Crisis in Myanmar

"Blessed are the Peacemakers"

Recent Developments

Tensions between Buddhist and Muslim communities in Myanmar’s Rakhine State have escalated dramatically since late August 2017. A series of attacks by a group of Rohingya militants calling itself the Arakan Rohingya Salvation Army (ARSA) on military and police outposts killed more than seventy people, including twelve Burmese security forces personnel. In response, the military launched a brutal crackdown on Rohingya villages, causing over seven hundred thousand people to flee across the border to Bangladesh since August 2017. Widespread reports indicate indiscriminate killings and burning of Rohingya villages, escalating to the point that the UN Human Rights Commissioner called the situation in Rakhine State “a textbook example of ethnic cleansing.” The violence has led to a growing humanitarian crisis in neighboring Bangladesh, where nearly one million Rohingya now reside in refugee camps along the border.

This outburst of violence by the military comes after a similar attack on a security post along the Bangladeshi border in October 2016 killed nine police officers. The army responded to that attack with a month-long crackdown on unarmed Muslim civilians, causing more than one thousand civilian deaths and driving tens of thousands more to flee their homes in search of safety.

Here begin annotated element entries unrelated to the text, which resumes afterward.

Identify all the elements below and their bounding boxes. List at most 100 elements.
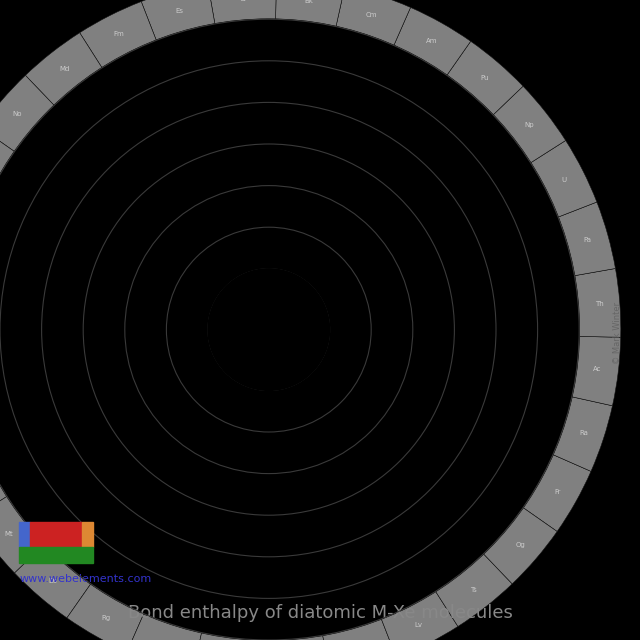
Text: Na: Na bbox=[404, 405, 420, 415]
Text: Er: Er bbox=[134, 68, 141, 74]
Wedge shape bbox=[83, 103, 147, 166]
Text: Ts: Ts bbox=[470, 587, 477, 593]
Text: Np: Np bbox=[525, 122, 534, 128]
Text: Os: Os bbox=[6, 458, 15, 463]
Text: Hg: Hg bbox=[174, 602, 184, 608]
Text: Lu: Lu bbox=[12, 184, 20, 191]
Wedge shape bbox=[421, 404, 477, 460]
Text: Lv: Lv bbox=[415, 622, 422, 628]
Wedge shape bbox=[19, 412, 77, 474]
Text: Ac: Ac bbox=[593, 366, 602, 372]
Wedge shape bbox=[211, 552, 264, 598]
Wedge shape bbox=[455, 421, 515, 484]
Wedge shape bbox=[531, 140, 597, 217]
Text: Ge: Ge bbox=[278, 531, 291, 540]
Wedge shape bbox=[336, 0, 411, 45]
Text: Nb: Nb bbox=[47, 204, 59, 212]
Wedge shape bbox=[531, 335, 579, 397]
Text: Ho: Ho bbox=[186, 48, 196, 54]
Text: Dy: Dy bbox=[242, 38, 252, 44]
Text: O: O bbox=[320, 435, 329, 445]
Text: Rg: Rg bbox=[102, 615, 111, 621]
Wedge shape bbox=[377, 45, 447, 109]
Wedge shape bbox=[391, 493, 454, 556]
Wedge shape bbox=[83, 166, 140, 223]
Wedge shape bbox=[477, 379, 531, 438]
Wedge shape bbox=[0, 427, 42, 497]
Wedge shape bbox=[7, 474, 75, 544]
Wedge shape bbox=[401, 361, 450, 404]
Wedge shape bbox=[0, 152, 49, 221]
Text: Cs: Cs bbox=[517, 468, 525, 475]
Wedge shape bbox=[275, 19, 336, 67]
Wedge shape bbox=[493, 86, 566, 163]
Wedge shape bbox=[394, 8, 470, 76]
Text: Md: Md bbox=[59, 66, 70, 72]
Text: Mn: Mn bbox=[57, 300, 70, 309]
Text: Mo: Mo bbox=[26, 248, 40, 257]
Text: In: In bbox=[235, 572, 243, 580]
Wedge shape bbox=[228, 470, 266, 515]
Text: Sb: Sb bbox=[330, 564, 341, 573]
Wedge shape bbox=[0, 324, 45, 376]
Wedge shape bbox=[45, 362, 96, 412]
Wedge shape bbox=[321, 451, 369, 502]
Wedge shape bbox=[207, 0, 276, 24]
Wedge shape bbox=[558, 202, 616, 276]
Wedge shape bbox=[515, 388, 572, 454]
Text: S: S bbox=[340, 472, 347, 482]
Wedge shape bbox=[323, 619, 396, 640]
Text: Og: Og bbox=[515, 542, 525, 548]
Wedge shape bbox=[447, 41, 523, 115]
Wedge shape bbox=[265, 472, 301, 515]
Text: Fm: Fm bbox=[114, 31, 124, 37]
Wedge shape bbox=[47, 238, 99, 289]
Wedge shape bbox=[91, 550, 161, 614]
Text: Bk: Bk bbox=[304, 0, 313, 4]
Text: Pu: Pu bbox=[480, 76, 489, 81]
Text: U: U bbox=[562, 177, 567, 183]
Text: Rb: Rb bbox=[479, 447, 491, 456]
Wedge shape bbox=[287, 425, 321, 472]
Text: Te: Te bbox=[376, 547, 386, 556]
Text: La: La bbox=[552, 361, 561, 367]
Text: K: K bbox=[445, 426, 452, 435]
Text: Th: Th bbox=[595, 301, 604, 307]
Text: Ba: Ba bbox=[540, 417, 548, 422]
Text: I: I bbox=[420, 520, 423, 529]
Text: Zn: Zn bbox=[129, 482, 140, 491]
Wedge shape bbox=[127, 614, 202, 640]
Wedge shape bbox=[263, 554, 316, 598]
Wedge shape bbox=[519, 217, 575, 283]
Wedge shape bbox=[67, 584, 144, 640]
Wedge shape bbox=[316, 580, 381, 636]
Wedge shape bbox=[423, 76, 493, 144]
Wedge shape bbox=[463, 115, 531, 185]
Text: Po: Po bbox=[396, 585, 404, 591]
Text: Yb: Yb bbox=[45, 138, 53, 144]
Text: Cd: Cd bbox=[101, 513, 113, 522]
Text: Sc: Sc bbox=[136, 163, 147, 172]
Wedge shape bbox=[77, 429, 135, 486]
Wedge shape bbox=[366, 556, 436, 619]
Wedge shape bbox=[0, 262, 6, 324]
Text: Ag: Ag bbox=[68, 478, 79, 487]
Wedge shape bbox=[436, 554, 512, 627]
Wedge shape bbox=[426, 460, 489, 524]
Text: Ar: Ar bbox=[388, 432, 400, 442]
Text: Pd: Pd bbox=[42, 437, 53, 446]
Text: P: P bbox=[310, 483, 317, 493]
Circle shape bbox=[208, 269, 330, 390]
Wedge shape bbox=[0, 271, 47, 324]
Text: Be: Be bbox=[379, 363, 393, 373]
Text: Ir: Ir bbox=[38, 506, 44, 511]
Wedge shape bbox=[553, 397, 612, 472]
Text: Zr: Zr bbox=[76, 164, 86, 173]
Text: Cm: Cm bbox=[366, 12, 378, 18]
Wedge shape bbox=[214, 227, 371, 388]
Wedge shape bbox=[301, 502, 351, 554]
Wedge shape bbox=[369, 412, 421, 463]
Wedge shape bbox=[54, 68, 124, 136]
Wedge shape bbox=[351, 521, 413, 580]
Text: As: As bbox=[319, 524, 330, 533]
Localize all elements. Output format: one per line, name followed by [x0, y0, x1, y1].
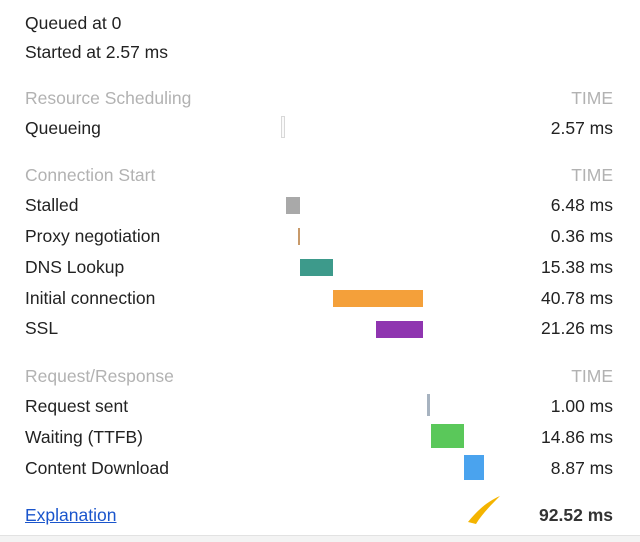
time-header-connection: TIME — [571, 165, 613, 185]
explanation-link[interactable]: Explanation — [25, 505, 117, 525]
row-content-download-label: Content Download — [25, 458, 169, 478]
section-connection-start: Connection Start — [25, 165, 156, 185]
row-ssl-label: SSL — [25, 318, 59, 338]
row-dns-label: DNS Lookup — [25, 257, 125, 277]
row-stalled-label: Stalled — [25, 195, 79, 215]
queued-at-text: Queued at 0 — [25, 13, 122, 33]
total-time-value: 92.52 ms — [539, 505, 613, 525]
ssl-bar — [376, 321, 423, 338]
row-dns-value: 15.38 ms — [541, 257, 613, 277]
row-queueing-label: Queueing — [25, 118, 101, 138]
row-queueing-value: 2.57 ms — [550, 118, 613, 138]
content-download-bar — [464, 455, 484, 480]
request-sent-bar — [427, 394, 430, 416]
row-stalled-value: 6.48 ms — [550, 195, 613, 215]
row-request-sent-value: 1.00 ms — [550, 396, 613, 416]
row-waiting-value: 14.86 ms — [541, 427, 613, 447]
row-initial-connection-value: 40.78 ms — [541, 288, 613, 308]
queueing-bar — [281, 116, 285, 138]
waiting-bar — [431, 424, 464, 448]
section-request-response: Request/Response — [25, 366, 174, 386]
time-header-request: TIME — [571, 366, 613, 386]
time-header-scheduling: TIME — [571, 88, 613, 108]
row-initial-connection-label: Initial connection — [25, 288, 156, 308]
row-content-download-value: 8.87 ms — [550, 458, 613, 478]
row-proxy-label: Proxy negotiation — [25, 226, 161, 246]
row-ssl-value: 21.26 ms — [541, 318, 613, 338]
bottom-divider — [0, 535, 640, 542]
started-at-text: Started at 2.57 ms — [25, 42, 168, 62]
row-waiting-label: Waiting (TTFB) — [25, 427, 143, 447]
proxy-bar — [298, 228, 300, 245]
initial-connection-bar — [333, 290, 423, 307]
row-proxy-value: 0.36 ms — [550, 226, 613, 246]
section-resource-scheduling: Resource Scheduling — [25, 88, 192, 108]
row-request-sent-label: Request sent — [25, 396, 129, 416]
loading-spinner-icon — [468, 496, 500, 524]
stalled-bar — [286, 197, 300, 214]
dns-bar — [300, 259, 333, 276]
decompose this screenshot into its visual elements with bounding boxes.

After winning Myanmar’s first competitive national election in more than twenty-five years and taking office in March 2016, the National League for Democracy party (unofficially headed by State Counsellor Aung San Suu Kyi) has continually failed to address the status of the Rohingya people, who were not allowed to vote in the election. A national peace conference was held in August 2016, aimed at ending decades of fighting between the military and a number of armed ethnic groups, but Rohingya representatives were not invited to attend. That same month, Aung San Suu Kyi announced the creation of a nine-person commission, headed by former UN Secretary-General Kofi Annan, to review and offer recommendations to address the tensions in Rakhine. The commission delivered its final report in late August 2017, just days before the latest outbreak of violence. Aung San Suu Kyi has continued to face criticism over a failure to address or acknowledge the Rohingya issue.

Background

The Rohingya, a highly persecuted Muslim group numbering over one million, face discrimination both from their neighbors and their nation, and are not considered citizens by Myanmar’s government. Buddhist nationalist groups, including the MaBaTha and the anti-Muslim 969 movement, regularly call for boycotts of Muslim shops, the expulsion of Muslims from Myanmar, and attacks on Muslim communities. After two waves of violence, reprisals, and riots in June and October of 2012 intensified the century-old conflict in the predominantly Buddhist country, more than one hundred thousand Muslim Rohingyas were internally displaced and hundreds killed. 

There is little indication that addressing the Rohingya issue will become a priority any time soon for Myanmar’s government, which has focused instead on establishing a new relationship with the military and addressing multiple ongoing insurgencies. The military signed a cease-fire with several armed ethnic groups in October 2015, but some major groups—including two of the largest militias, the United Wa State Army and Kachin Independence Army—continue to fight the government. While the cease-fire agreement was a potential step towards peace in Myanmar, it failed to finalize a framework for a new balance of power between the central government and local authorities in the restive borderlands or require ethnic groups to disarm.

Concerns

As the U.S.-Myanmar relationship warms, disagreements over human rights issues will remain a divisive factor. However, Myanmar’s stability is increasingly important to U.S. interests given Myanmar’s strategic importance in Southeast Asia, vast natural resources, and emerging democratic government.